O problema era a dor de garganta.
Qualquer movimento brusco com os músculos do pescoço era semelhante a uma garrafa quebrada tentando passar com força por ali.
Mesmo uma gota de cuspe que tentasse descer pra tentar lubrificar o cu que virou minha faringe parecia com insetos me comendo por dentro.
Cansado de doer-me com cada tragada de cuspe, deixei três copos ao meu lado, na escrivaninha. O primeiro, para poder cuspir quando não mais coubesse na boca, escapando de engolir qualquer coisa. Estava na metade, aquela nojeira.
O quarto recendia a um odor bocal horrível. Não era mau hálito, precisamente, mas um tipo de cheiro absurdo que se desprega do cuspe quando em contato com o oxigênio.

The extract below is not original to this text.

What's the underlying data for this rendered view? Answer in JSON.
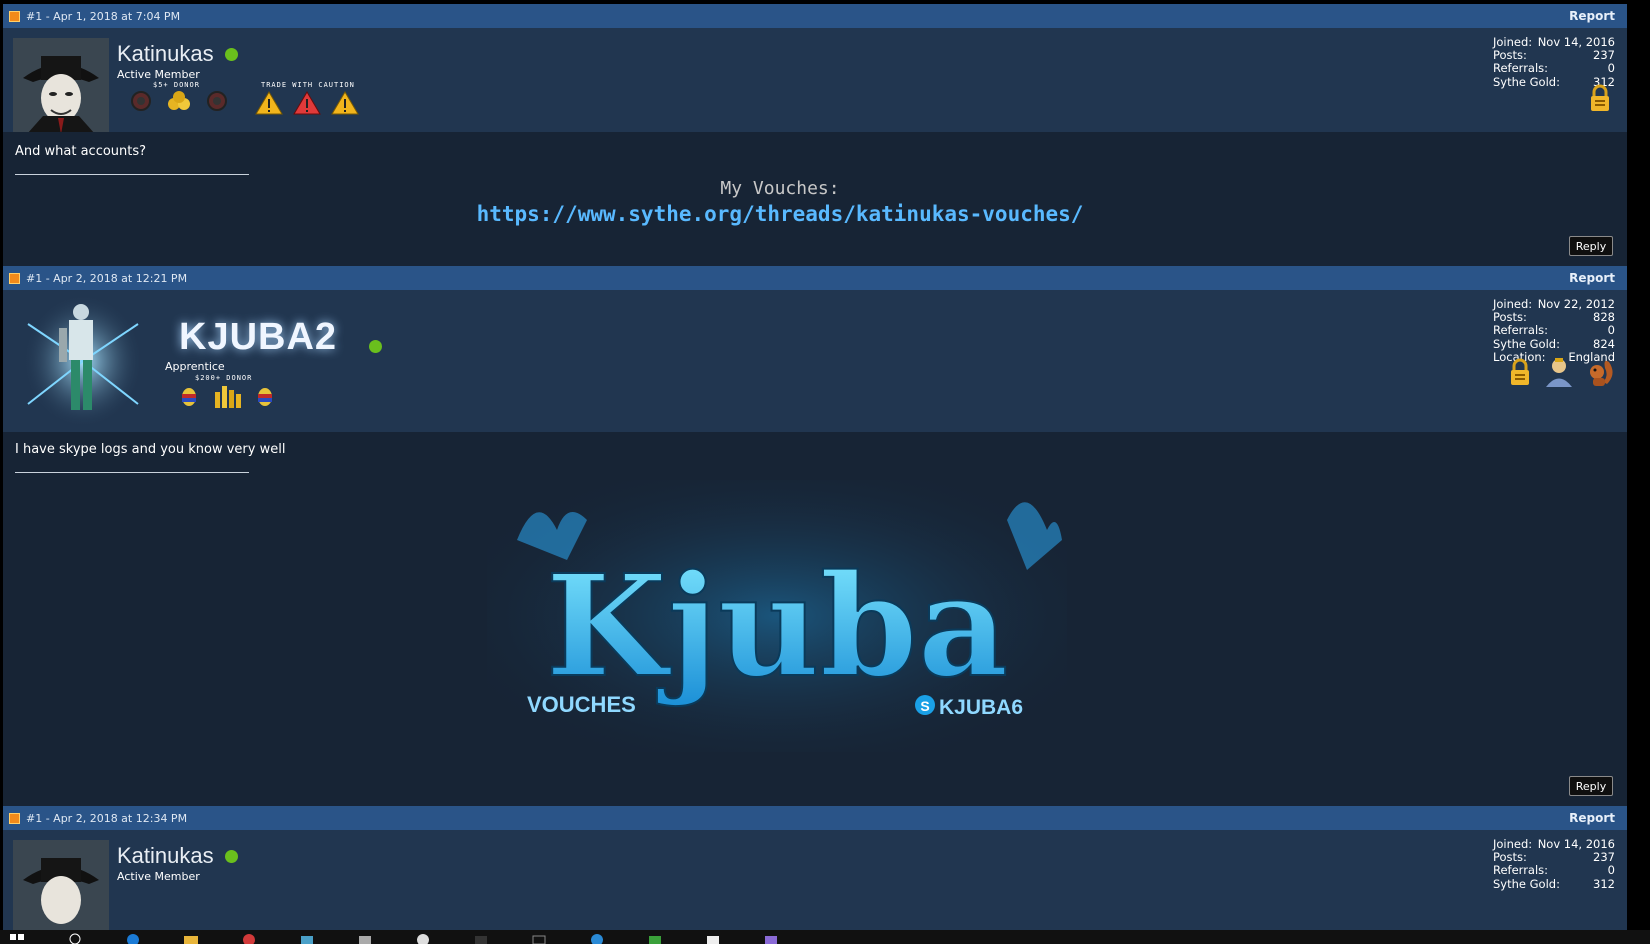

E ele só se mostrou terrível quando minha irmã entrou no quarto, graciosa e atenciosa, com meu remédio a tomar. O cheiro era porco e pútrido e ela, chegando mais perto de mim – e por consequência do copo e do cheiro – já ia vomitando em cima do meu peito. Fui mais rápido e antecedi seu gorfo com o segundo copo, vazio e justamente pra isso.
Até a metade e ela saiu correndo, tadinha.

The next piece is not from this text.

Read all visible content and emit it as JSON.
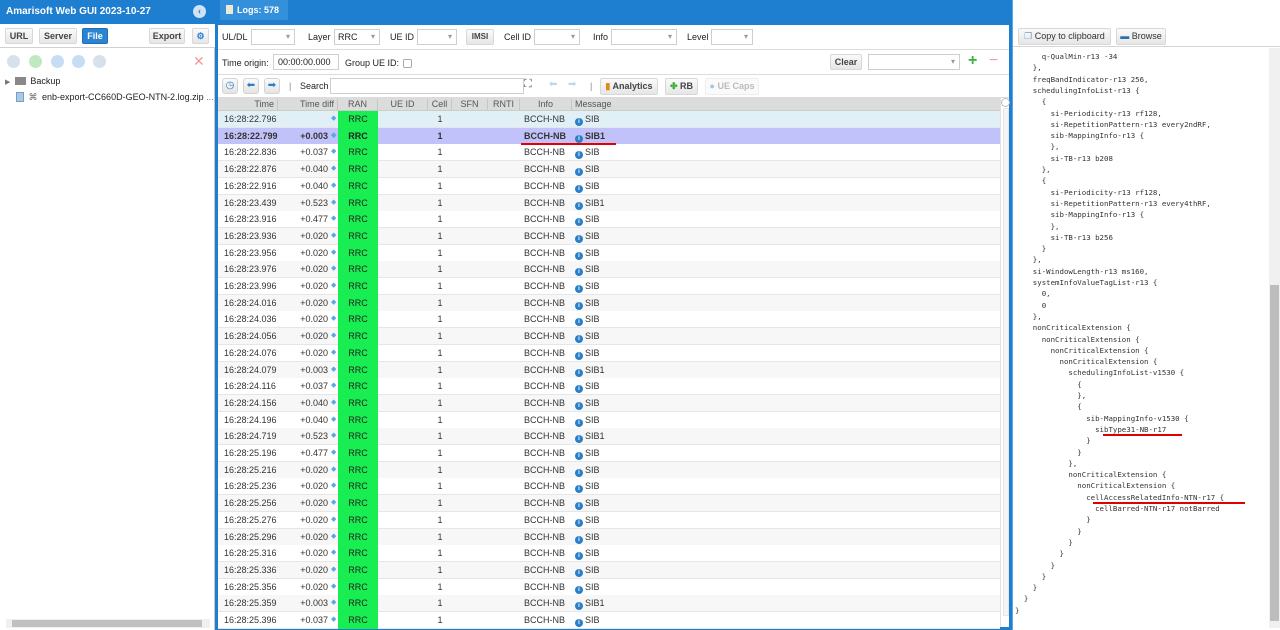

Deixei o copo e peguei o terceiro, de água limpa mas não menos dolorosa do que o cuspe nojento. Botei o comprimido na língua, perto do abismo da garganta e dosei a água na boca. Engoli tudo junto, num esforço desumano e terrível. Arfei e guardei o copo.
Agora tô aqui, sentado na cama com a boca extremamente seca e o olho pregado na tevê. Nada passa de interessante. Tenho que me distrair; minha garganta precisa de algo pra não virar pó, mas a dor me impede de beber a água ou engolir meu próprio cuspe.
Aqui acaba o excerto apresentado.